1. PHOSPHATE BUFFER: Prepare 0.2M Phosphate buffer, pH 8.3.
2. 0.03% TRYPSIN SOLUTION: Mix 0.03g of commercial trypsin powder in 50 ml of phosphate buffer pH 8.3; make up the volume to 100 ml.
ENZYME ASSAY:
3. Label 1-5 test tubes with increasing concentration of trypsin to be investigated.
4. Add the volumes of trypsin and buffer solution as shown in the observation table.
5. Place all the test tubes in the water bath at 370C and wait for 2-3 minutes.
6. Add single rectangular pieces of exposed photographic film strips to each test tube.
7. Keep on stirring the test tubes at every minute and look at the colour change on the film strip.
8. As the film clears in the highest trypsin concentration stop the reaction by adding formalin solution to each test tube.
9. Take out the film strips of the photographic film in the petri-dish and arrange according to their increasing concentration of trypsin.

Animation of the experiment:--

Photographic film is a strip or sheet of transparent film base coated on one side with a gelatin emulsion containing microscopically small light-sensitive silver halide crystals. The sizes and other characteristics of the crystals determine the sensitivity, contrast, and resolution of the film. When these filmstrips are dipped in trypsin solution, it acts on the gelatin present in the film. The more is the concentration of trypsin, more will be the digestion of gelatine and therefore the strip will take less time to become transparent. Trypsin is the one of the many proteases in the body involved in protein digestion of utmost importance. To date, trypsin has been widely used in leather bating, detergents, and the food and pharmaceutical industries. In particular, trypsin was also used in insulin manufacture to convert the insulin precursor into insulin ester by digesting the mini-C-peptide. A genetic defect which prevents its autolysis causes hereditary pancreatitis (inflammation of pancreas). Trypsin's role is also associated with chronic pancreatitis and cystic fibrosis.

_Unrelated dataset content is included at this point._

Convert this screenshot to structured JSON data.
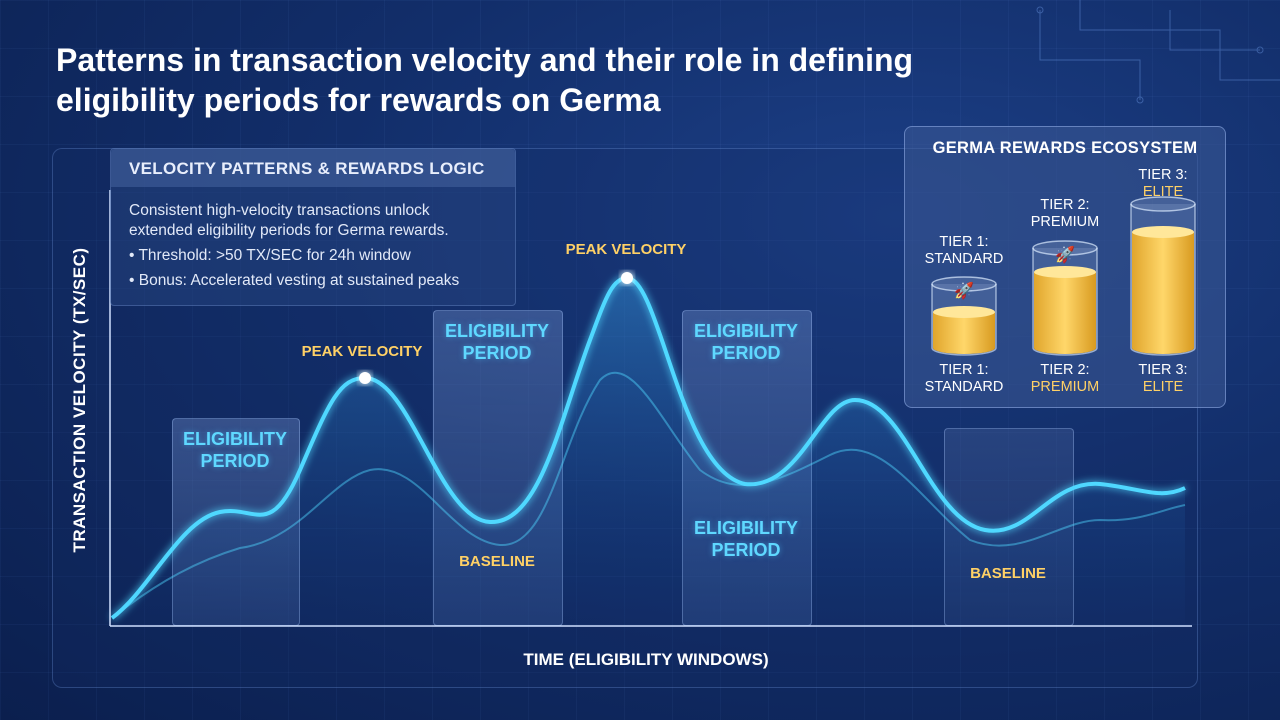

One consequence of the autosomal recessive disease cystic fibrosis is a deficiency in transport of trypsin and other digestive enzymes from the pancreas. This leads to the disorder termed meconium ileus, which involves intestinal obstruction (ileus) due to overly thick meconium, which is normally broken down by trypsin and other proteases, then passed in feces. A combination product that contains trypsin, bromelain, and rutin (Phlogenzym) seems to work about as well as a medication called diclofenac in relieving pain and improving knee function.